En même temps, cette solidarité figeait le système des relations
professionnelles au sein des entreprises. Les discriminations
héritées du mode de gestion paternaliste où les hommes étaient
systématiquement avantagés au niveau de la promotion aux postes
de maîtrise se maintenaient alors même que les nouvelles
directions des ressources humaines encourageaient une certaine
mixité. Les jeunes femmes qui voulaient accéder à la maîtrise
étaient considérées comme des « traîtres » ou des « favorites ».

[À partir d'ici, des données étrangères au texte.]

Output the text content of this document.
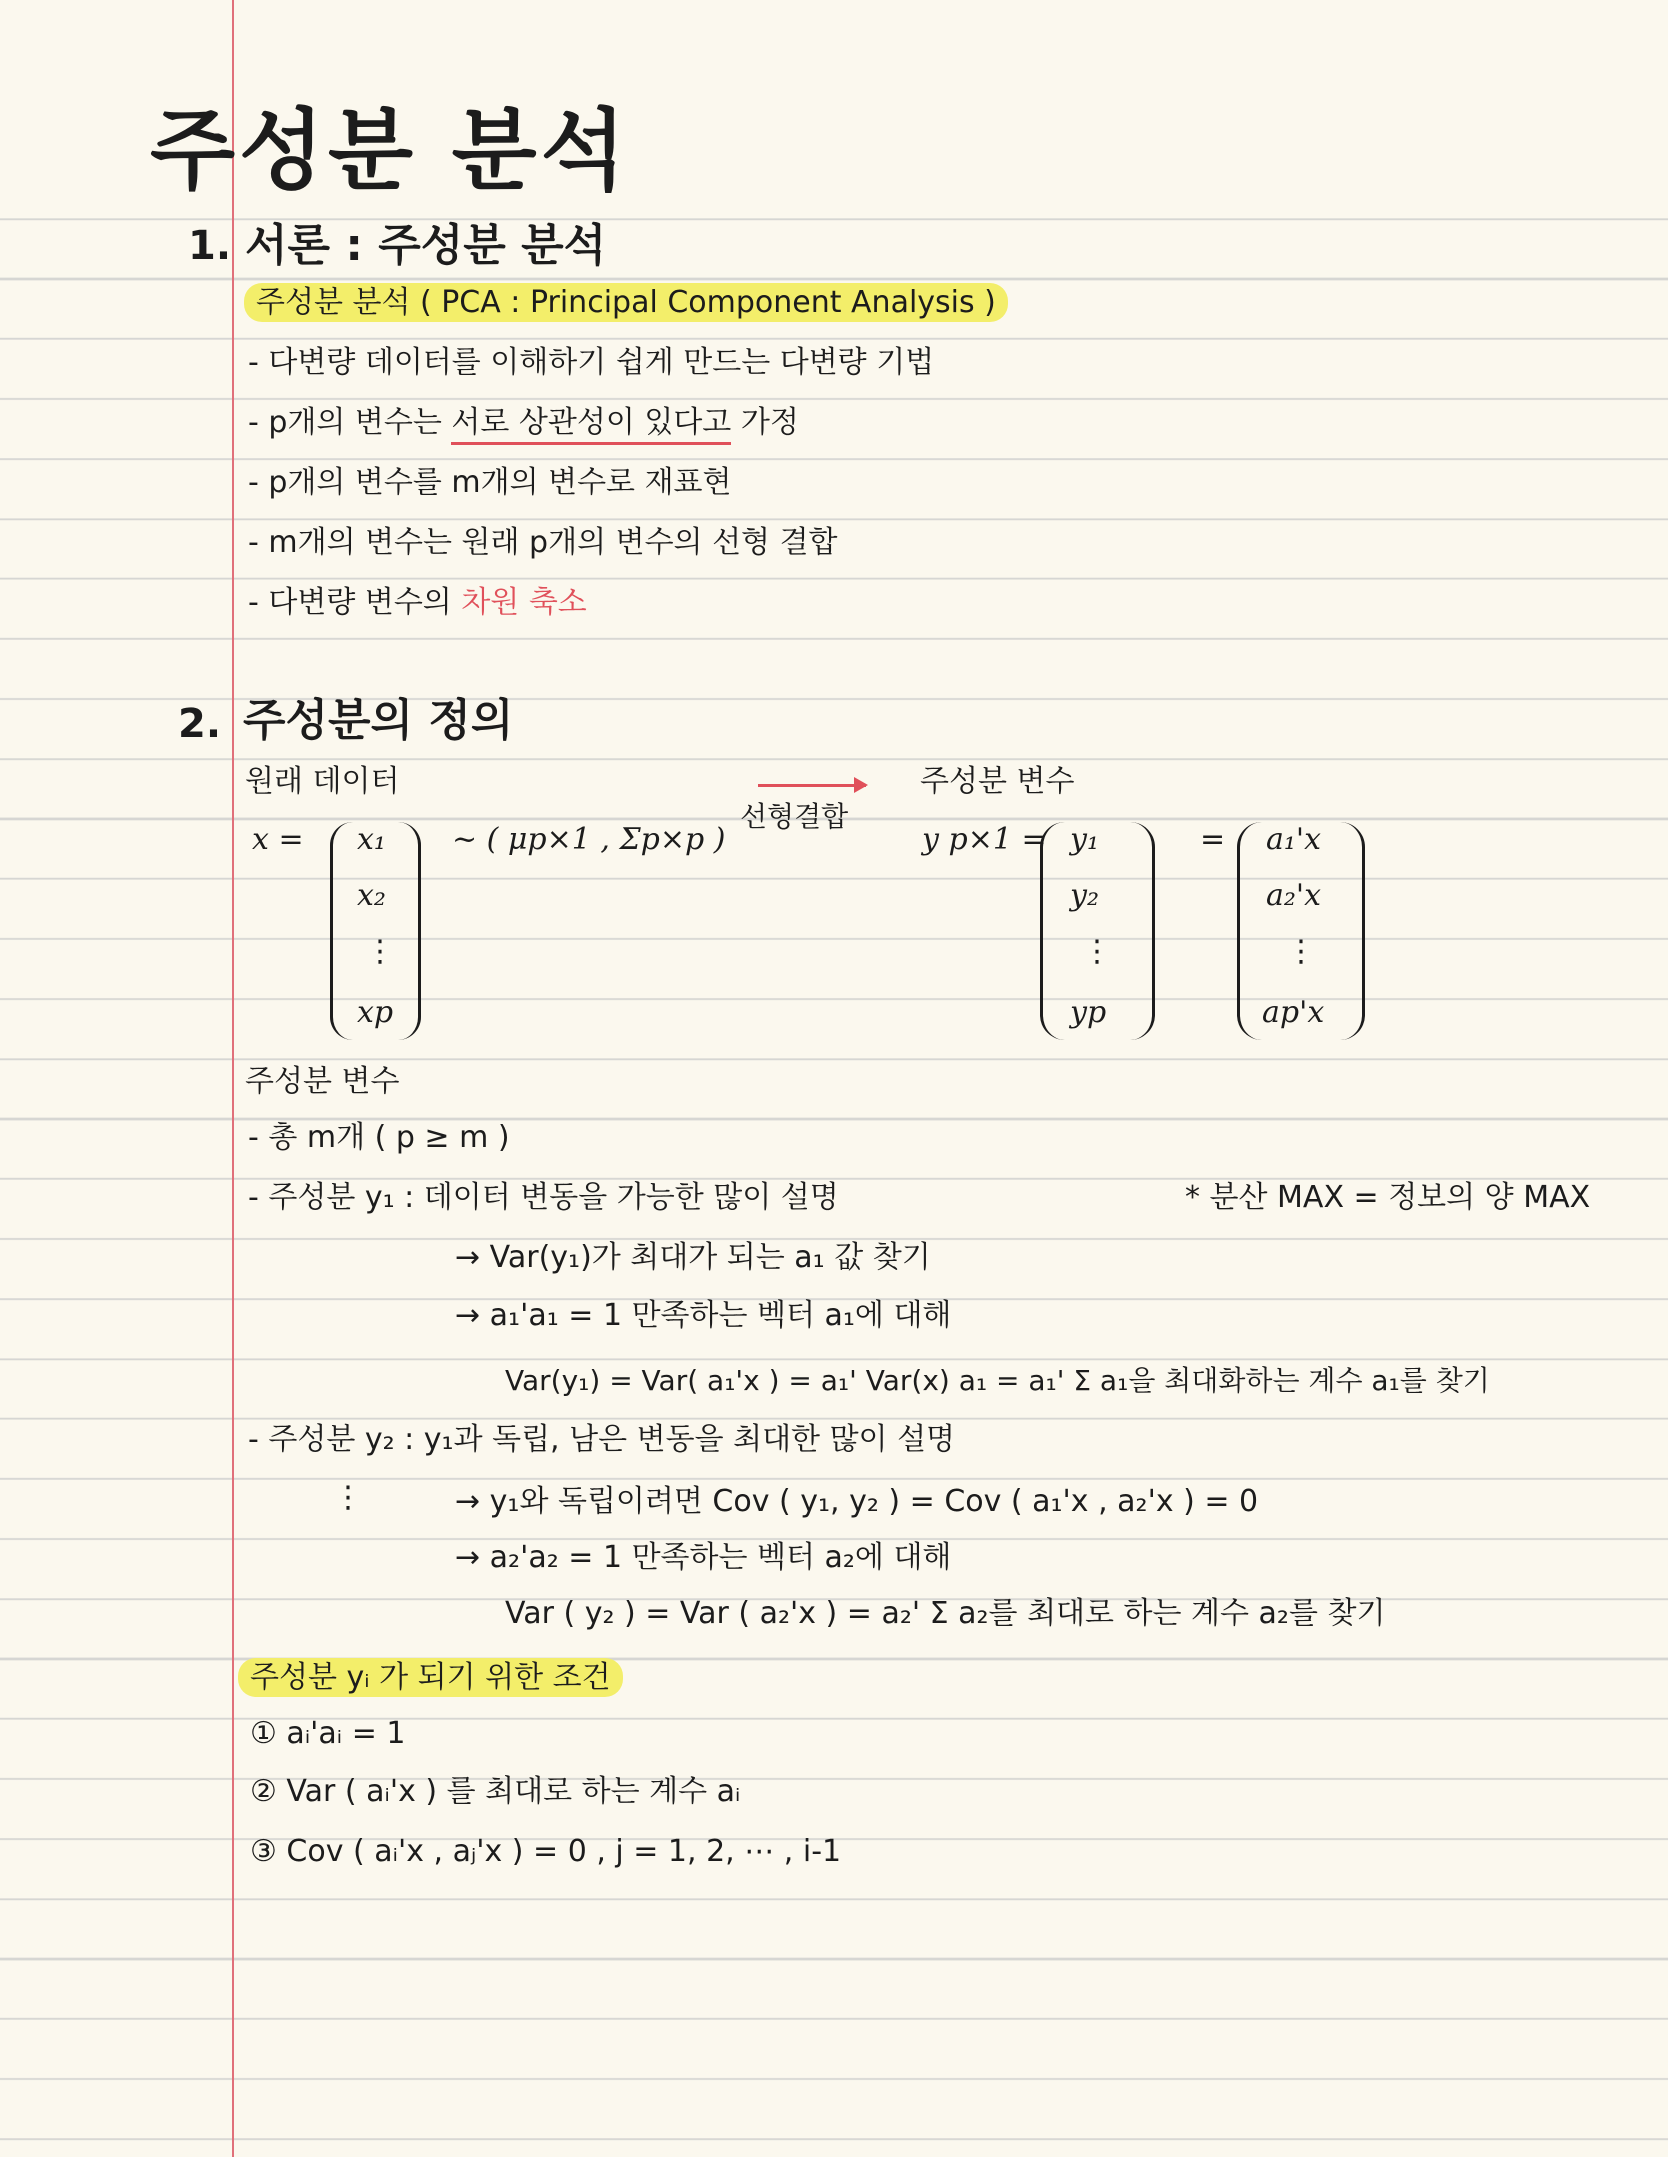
주성분 분석
1. 서론 : 주성분 분석
주성분 분석 ( PCA : Principal Component Analysis )
- 다변량 데이터를 이해하기 쉽게 만드는 다변량 기법
- p개의 변수는 서로 상관성이 있다고 가정
- p개의 변수를 m개의 변수로 재표현
- m개의 변수는 원래 p개의 변수의 선형 결합
- 다변량 변수의 차원 축소
2. 주성분의 정의
원래 데이터	주성분 변수
선형결합
x = x₁
x₂
⋮
xp
~ ( μp×1 , Σp×p )	y p×1 = y₁
y₂
⋮
yp
= a₁'x
a₂'x
⋮
ap'x
주성분 변수
- 총 m개 ( p ≥ m )
- 주성분 y₁ : 데이터 변동을 가능한 많이 설명	* 분산 MAX = 정보의 양 MAX
→ Var(y₁)가 최대가 되는 a₁ 값 찾기
→ a₁'a₁ = 1 만족하는 벡터 a₁에 대해
Var(y₁) = Var( a₁'x ) = a₁' Var(x) a₁ = a₁' Σ a₁을 최대화하는 계수 a₁를 찾기
- 주성분 y₂ : y₁과 독립, 남은 변동을 최대한 많이 설명
⋮	→ y₁와 독립이려면 Cov ( y₁, y₂ ) = Cov ( a₁'x , a₂'x ) = 0
→ a₂'a₂ = 1 만족하는 벡터 a₂에 대해
Var ( y₂ ) = Var ( a₂'x ) = a₂' Σ a₂를 최대로 하는 계수 a₂를 찾기
주성분 yᵢ 가 되기 위한 조건
① aᵢ'aᵢ = 1
② Var ( aᵢ'x ) 를 최대로 하는 계수 aᵢ
③ Cov ( aᵢ'x , aⱼ'x ) = 0 , j = 1, 2, ⋯ , i-1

Les pires calomnies couraient sur leur compte et elles étaient
le plus souvent ouvertement accusées d’avoir bénéficié d’une
« promotion canapé ». Mais ces collectifs soudés étaient à
l’origine d’un syndicalisme dynamique et revendicatif. Pour
pasticher le slogan des «bleus » « on vit ensemble, on meurt
ensemble », ces femmes voulaient « vivre ensemble et s’élever
ensemble ».
Il est
difficile de comprendre leur sacrifice, leur mépris pour les
« favorites » mais également pour toute forme de « tirage au
flanc », si on ne perçoit pas que c’est cet effort qu’elles
accomplissaient qui les grandissaient. Beaucoup faisaient ainsi
des kilomètres en mobylette par tous les temps et quel que soit
leur état de santé pour venir faire leur journée. Si leur
salaire était un peu plus élevé que le SMIC, il ne leur
permettait guère de se distinguer matériellement de celles qui
vivaient des aides sociales et des allocations familiales. Mais
ces femmes avaient comme elles le répétaient souvent « leur
fierté pour elle ».
Ethique impérative et éthique des biens
L’exemple du don du sang
et l’exemple de l’ethos fordien illustrent certains paradoxes
intrinsèques à l’éthique kantienne ou à la morale durkheimienne.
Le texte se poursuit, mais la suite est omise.